264 billion is Elon Musk net worth.
44 billion was how much he spent buying Twitter.
16% of his net worth
That hit national news and ever since, Elon Musk has been joking about what else he could buy.
One big joke being about buying Coca Cola, so he could put cocaine back into it.
286 billion is Coca Cola’s market cap.
Showing Elon is still over 20 billion dollars short on buying Coke, even if he liquidated all of his assets.
That being said though, what could he realistically buy with his net worth at 220 billion, factoring in 44 billion was committed to Twitter.
220 billion
Elon joked once about wanting to start a candy company.
Hershey’s market cap is 47 billion.
17.8% of his net worth
Elon has an interest in rail systems, demonstrated by the likely to fail hyperloop.
BNSF is the largest private train company and purchased by Warren Buffett for in 2009, when he spent 44 billion getting the 77% of the company he didn’t own.
That’d mean the company was worth 57 billion dollars in 2009.
It’s difficult to place a value on it, due to it being a private company, but easy way to do it would just be compare revenue.
The company made 14 billion in 2009, when Buffett bought it.
BNSF made 23 billion in 2021.
A 64% increase.
Based on that, BNSF would be worth 93 billion dollars today.
35% of Musk net worth.
Rounding up for Hershey to 18% to keep this easy, Twitter, Hershey and BNSF would be 69% of his net worth.
What else with the other 31%?
Elon Musk said he likes robotics and I doubt he’ll ever get the Tesla Robot off the ground this decade, but he could buy iRobot, which is worth only 1.3 billion.
.5%
That was a little light, so lets get Elon Musk a computer company.
Dell, which is one of my larger holdings personally is worth 36 billion.
That’s 13.8% of Elon Musk net worth, which to keep it easily, we’ll round to 14%.
Elon also has a sense of humor, so we’ll buy Paramount/Viacom, which owns Comedy Central.
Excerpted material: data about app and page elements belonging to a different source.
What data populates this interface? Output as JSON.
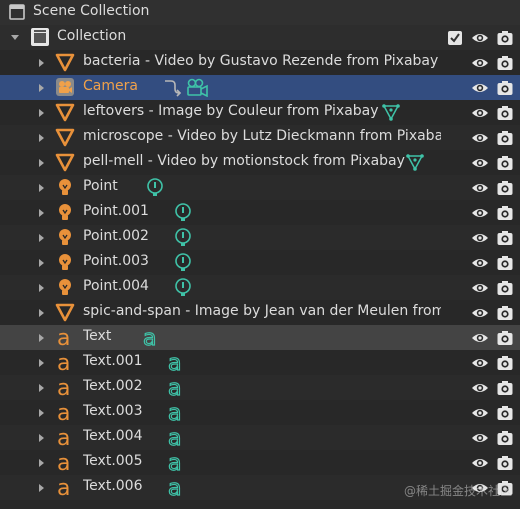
{
  "scene": {
    "label": "Scene Collection"
  },
  "collection": {
    "label": "Collection"
  },
  "items": [
    {
      "label": "bacteria - Video by Gustavo Rezende from Pixabay",
      "type": "image-empty"
    },
    {
      "label": "Camera",
      "type": "camera"
    },
    {
      "label": "leftovers - Image by Couleur from Pixabay",
      "type": "image-empty"
    },
    {
      "label": "microscope - Video by Lutz Dieckmann from Pixabay",
      "type": "image-empty"
    },
    {
      "label": "pell-mell - Video by motionstock from Pixabay",
      "type": "image-empty"
    },
    {
      "label": "Point",
      "type": "light"
    },
    {
      "label": "Point.001",
      "type": "light"
    },
    {
      "label": "Point.002",
      "type": "light"
    },
    {
      "label": "Point.003",
      "type": "light"
    },
    {
      "label": "Point.004",
      "type": "light"
    },
    {
      "label": "spic-and-span - Image by Jean van der Meulen from Pixabay",
      "type": "image-empty"
    },
    {
      "label": "Text",
      "type": "text"
    },
    {
      "label": "Text.001",
      "type": "text"
    },
    {
      "label": "Text.002",
      "type": "text"
    },
    {
      "label": "Text.003",
      "type": "text"
    },
    {
      "label": "Text.004",
      "type": "text"
    },
    {
      "label": "Text.005",
      "type": "text"
    },
    {
      "label": "Text.006",
      "type": "text"
    }
  ],
  "watermark": "@稀土掘金技术社区",
  "colors": {
    "object_orange": "#e8913a",
    "data_teal": "#3fc3a8",
    "selected_row": "#334d80",
    "text_row_highlight": "#444444"
  }
}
They have a 19 billion dollar market cap or 7% of Elon Musk’s net worth.
Ending it here, the list goes as follows.
Twitter
Hershey’s
BNSF
IRobot
Dell
Paramount
All of those for 90% of his net worth, which would still leave him with 26 billion in Tesla/SpaceX stock.
This all sounds good, but reality is Elon Musk could likely never do this and still might struggle to officially secure funds for Twitter.
Tesla was worth 57 billion in 2018.
Today, it’s worth 900 billion.
It did have a noticeable growth in revenue/profit, but nothing should rationally explain an increase of about 1800%, give or take.
Which does make this look like a bubble.
An example being Microsoft, which was worth nearly 700 billion in 1997, but by 2000, it was more than cut in half, where the average market cap that year was 250 billion.
What Elon is doing with Twitter is getting loans based on his Tesla stock.
The problem is Tesla stock normalizes and gets a collapse, Elon Musk would be on the hook and could lose everything.